Specifications (EARS notation)
Specs are acceptance criteria. The bl CLI blocks the review transition until all specs are checked off. For notation patterns and examples, read references/ears-guide.md.
Oracle declaration
Specs describe the task; the oracle exercises it. Every task card carries an
## Oracle block telling rb-oracle how to drive the change.
## Oracle
kind: terminal | browser | cli | http | library | none
exercise: <one or two sentences naming what to drive and what to look for>
Surface choices:
- terminal — TUI behavior, driven via tmux. Most ralph-ban cards.
- browser — Web UI, driven via the browser-qa skill (agent-browser or playwright-cli) or chrome MCP.

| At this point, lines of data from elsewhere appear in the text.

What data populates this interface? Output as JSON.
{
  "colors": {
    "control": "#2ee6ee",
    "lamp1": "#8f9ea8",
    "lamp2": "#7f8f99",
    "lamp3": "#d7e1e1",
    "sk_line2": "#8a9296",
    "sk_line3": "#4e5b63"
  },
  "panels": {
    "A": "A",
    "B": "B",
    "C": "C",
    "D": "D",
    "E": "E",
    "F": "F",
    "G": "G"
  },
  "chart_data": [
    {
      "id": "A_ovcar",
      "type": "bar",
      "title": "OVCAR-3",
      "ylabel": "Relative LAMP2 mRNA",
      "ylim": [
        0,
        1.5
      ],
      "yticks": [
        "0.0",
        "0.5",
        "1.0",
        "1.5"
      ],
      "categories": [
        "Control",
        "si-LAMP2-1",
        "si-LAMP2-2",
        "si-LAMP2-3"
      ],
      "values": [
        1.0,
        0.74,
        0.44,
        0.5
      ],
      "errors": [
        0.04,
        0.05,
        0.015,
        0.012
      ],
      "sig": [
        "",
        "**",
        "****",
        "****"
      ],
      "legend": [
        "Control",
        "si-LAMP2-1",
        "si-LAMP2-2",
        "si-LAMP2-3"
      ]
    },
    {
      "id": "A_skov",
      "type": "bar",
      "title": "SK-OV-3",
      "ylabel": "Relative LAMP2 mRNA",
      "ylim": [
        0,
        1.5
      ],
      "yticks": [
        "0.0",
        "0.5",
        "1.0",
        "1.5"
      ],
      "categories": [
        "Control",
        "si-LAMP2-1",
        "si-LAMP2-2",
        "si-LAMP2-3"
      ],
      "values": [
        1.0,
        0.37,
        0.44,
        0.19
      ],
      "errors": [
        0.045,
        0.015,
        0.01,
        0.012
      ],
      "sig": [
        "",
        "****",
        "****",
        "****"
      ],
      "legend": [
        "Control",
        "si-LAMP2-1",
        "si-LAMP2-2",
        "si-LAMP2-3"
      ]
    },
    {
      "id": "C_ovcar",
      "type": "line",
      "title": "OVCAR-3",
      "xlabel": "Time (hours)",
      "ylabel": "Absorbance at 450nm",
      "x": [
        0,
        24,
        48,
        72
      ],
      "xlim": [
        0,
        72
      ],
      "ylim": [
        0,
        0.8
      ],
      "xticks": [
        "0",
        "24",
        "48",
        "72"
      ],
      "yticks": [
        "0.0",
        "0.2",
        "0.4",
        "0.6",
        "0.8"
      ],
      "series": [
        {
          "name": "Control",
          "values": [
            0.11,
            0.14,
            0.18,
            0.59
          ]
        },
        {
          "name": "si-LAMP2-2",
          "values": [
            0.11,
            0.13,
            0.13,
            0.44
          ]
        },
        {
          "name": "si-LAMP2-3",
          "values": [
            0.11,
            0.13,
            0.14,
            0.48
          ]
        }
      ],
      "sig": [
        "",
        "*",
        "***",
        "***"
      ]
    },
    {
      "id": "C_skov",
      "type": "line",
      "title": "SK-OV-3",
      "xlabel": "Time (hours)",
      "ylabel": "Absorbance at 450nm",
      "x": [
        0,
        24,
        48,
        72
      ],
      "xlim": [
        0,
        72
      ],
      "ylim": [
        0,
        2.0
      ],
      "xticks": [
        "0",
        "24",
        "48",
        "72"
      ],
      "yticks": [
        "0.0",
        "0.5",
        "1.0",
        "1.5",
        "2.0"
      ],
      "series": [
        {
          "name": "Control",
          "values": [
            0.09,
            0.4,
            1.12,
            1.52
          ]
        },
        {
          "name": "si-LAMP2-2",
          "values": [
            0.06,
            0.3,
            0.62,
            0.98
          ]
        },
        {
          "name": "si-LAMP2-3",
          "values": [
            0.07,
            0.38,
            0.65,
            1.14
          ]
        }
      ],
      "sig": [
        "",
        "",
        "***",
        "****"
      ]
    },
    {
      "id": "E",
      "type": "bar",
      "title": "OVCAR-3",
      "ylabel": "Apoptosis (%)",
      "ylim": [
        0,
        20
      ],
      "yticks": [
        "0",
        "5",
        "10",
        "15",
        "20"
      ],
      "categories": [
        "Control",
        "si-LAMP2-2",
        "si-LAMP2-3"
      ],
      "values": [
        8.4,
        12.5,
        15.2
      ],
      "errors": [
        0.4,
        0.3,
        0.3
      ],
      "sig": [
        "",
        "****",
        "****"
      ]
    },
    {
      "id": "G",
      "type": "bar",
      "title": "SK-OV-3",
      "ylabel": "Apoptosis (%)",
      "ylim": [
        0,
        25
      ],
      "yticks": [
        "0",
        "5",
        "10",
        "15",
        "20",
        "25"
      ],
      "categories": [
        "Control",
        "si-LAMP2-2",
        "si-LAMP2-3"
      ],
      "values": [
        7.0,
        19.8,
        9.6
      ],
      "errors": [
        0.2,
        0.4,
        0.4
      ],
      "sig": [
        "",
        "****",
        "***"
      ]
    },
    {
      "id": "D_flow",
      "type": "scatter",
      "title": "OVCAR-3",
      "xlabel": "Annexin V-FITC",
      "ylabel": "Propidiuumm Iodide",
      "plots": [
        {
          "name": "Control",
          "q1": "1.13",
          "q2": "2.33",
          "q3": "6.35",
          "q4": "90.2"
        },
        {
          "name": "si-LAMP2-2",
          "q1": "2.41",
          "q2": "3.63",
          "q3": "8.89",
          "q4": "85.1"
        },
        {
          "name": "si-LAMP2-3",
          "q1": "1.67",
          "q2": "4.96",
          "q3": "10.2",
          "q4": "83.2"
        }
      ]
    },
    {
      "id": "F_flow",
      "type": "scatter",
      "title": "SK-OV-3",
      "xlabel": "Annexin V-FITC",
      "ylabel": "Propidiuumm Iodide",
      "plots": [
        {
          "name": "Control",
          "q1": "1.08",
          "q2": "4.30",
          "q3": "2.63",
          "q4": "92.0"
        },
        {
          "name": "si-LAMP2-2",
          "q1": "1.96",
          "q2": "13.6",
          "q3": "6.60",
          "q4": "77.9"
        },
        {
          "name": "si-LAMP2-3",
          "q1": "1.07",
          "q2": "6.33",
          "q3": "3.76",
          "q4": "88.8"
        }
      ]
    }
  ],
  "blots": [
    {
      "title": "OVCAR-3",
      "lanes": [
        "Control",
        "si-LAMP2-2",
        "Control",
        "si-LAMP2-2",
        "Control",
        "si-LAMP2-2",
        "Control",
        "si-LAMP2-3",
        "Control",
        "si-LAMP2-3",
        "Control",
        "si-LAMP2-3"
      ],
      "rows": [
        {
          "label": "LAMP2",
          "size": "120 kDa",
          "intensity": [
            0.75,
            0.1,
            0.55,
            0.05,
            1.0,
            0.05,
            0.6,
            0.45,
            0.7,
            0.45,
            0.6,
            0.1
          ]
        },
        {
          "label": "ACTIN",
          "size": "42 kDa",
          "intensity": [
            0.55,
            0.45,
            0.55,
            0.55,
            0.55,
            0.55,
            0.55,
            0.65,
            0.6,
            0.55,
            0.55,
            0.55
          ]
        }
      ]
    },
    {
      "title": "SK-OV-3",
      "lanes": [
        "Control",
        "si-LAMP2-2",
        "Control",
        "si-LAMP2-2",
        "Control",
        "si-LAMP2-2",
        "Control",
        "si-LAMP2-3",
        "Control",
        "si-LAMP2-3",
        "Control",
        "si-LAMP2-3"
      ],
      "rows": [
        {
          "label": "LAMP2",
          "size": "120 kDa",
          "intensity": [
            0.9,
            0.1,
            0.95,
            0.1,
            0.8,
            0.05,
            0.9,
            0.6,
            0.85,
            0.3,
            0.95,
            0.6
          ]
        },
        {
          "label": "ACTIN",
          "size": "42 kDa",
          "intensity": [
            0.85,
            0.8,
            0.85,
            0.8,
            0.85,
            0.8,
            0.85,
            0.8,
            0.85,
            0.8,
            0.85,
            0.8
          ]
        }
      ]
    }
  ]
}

- cli — Command-line tool, driven via the cli-qa skill (three-channel capture, golden-file diff with redaction).
- http — HTTP/JSON service, driven via the http-qa skill (curl + jq, boundary-walk, flake-vs-defect rubric).
- library — Importable API, driven via the library-qa skill (Go / Ruby / TS subreferences in scratch space, structured-envelope output).
- none — No observable surface. Requires explicit rationale; choose carefully —
if a worker could change behavior without lint+tests catching it, the kind is not none.
Metadata
- Priority: P1 = must-have for the current goal, P2 = should-have, P3 = nice-to-have
- Type:
task for implementation, epic for grouping
- Dependencies:
--blocked-by <id> when task B needs task A's output
- Epic membership:
--epic <id> to group under a parent
Phase 4: Identify Dependencies
Map the dependency graph before creating cards:
- Data producers block data consumers (parse fields before building widgets that use them)
- Infrastructure blocks features (color detection before themes)
- Research spikes block conditional implementation
For research-dependent work, split into two cards:
- Spike (P1): time-boxed investigation, output is findings in description
- Implementation (P2, blocked by spike): conditional on spike results
Phase 5: Review Decomposition
Before creating cards, present the full plan to the user:
- List each epic and its tasks in tree form
- Show the dependency graph
- For each task: title, description summary, file scope, spec count
- Ask: "Does this breakdown look right? Any cards to add, remove, or restructure?"
Revise based on feedback. This catches decomposition problems before cards are created.
Phase 6: Create Cards
Use bl to create the cards. Create epics first, then tasks with --epic and --blocked-by flags. All cards start in backlog, then promote to todo when specs and file scope are verified.
bl create "Epic title" --type epic -p1 --status backlog --description "..."
bl create "Task title" --epic <epic-id> -p1 --status backlog --blocked-by <dep-id> \
--description "..." \
--spec "When X, the system shall Y" \
--spec "The module shall be registered as 'name' in Registry" \
--spec "Unit test: <specific test scenarios>"
After creating cards with specs, promote to todo:
bl update <id> --status todo
Quality Checklist
Before presenting the board, verify:
After verification, run bl ready --tree and present the board to the user:
"Board ready for orchestrator dispatch?"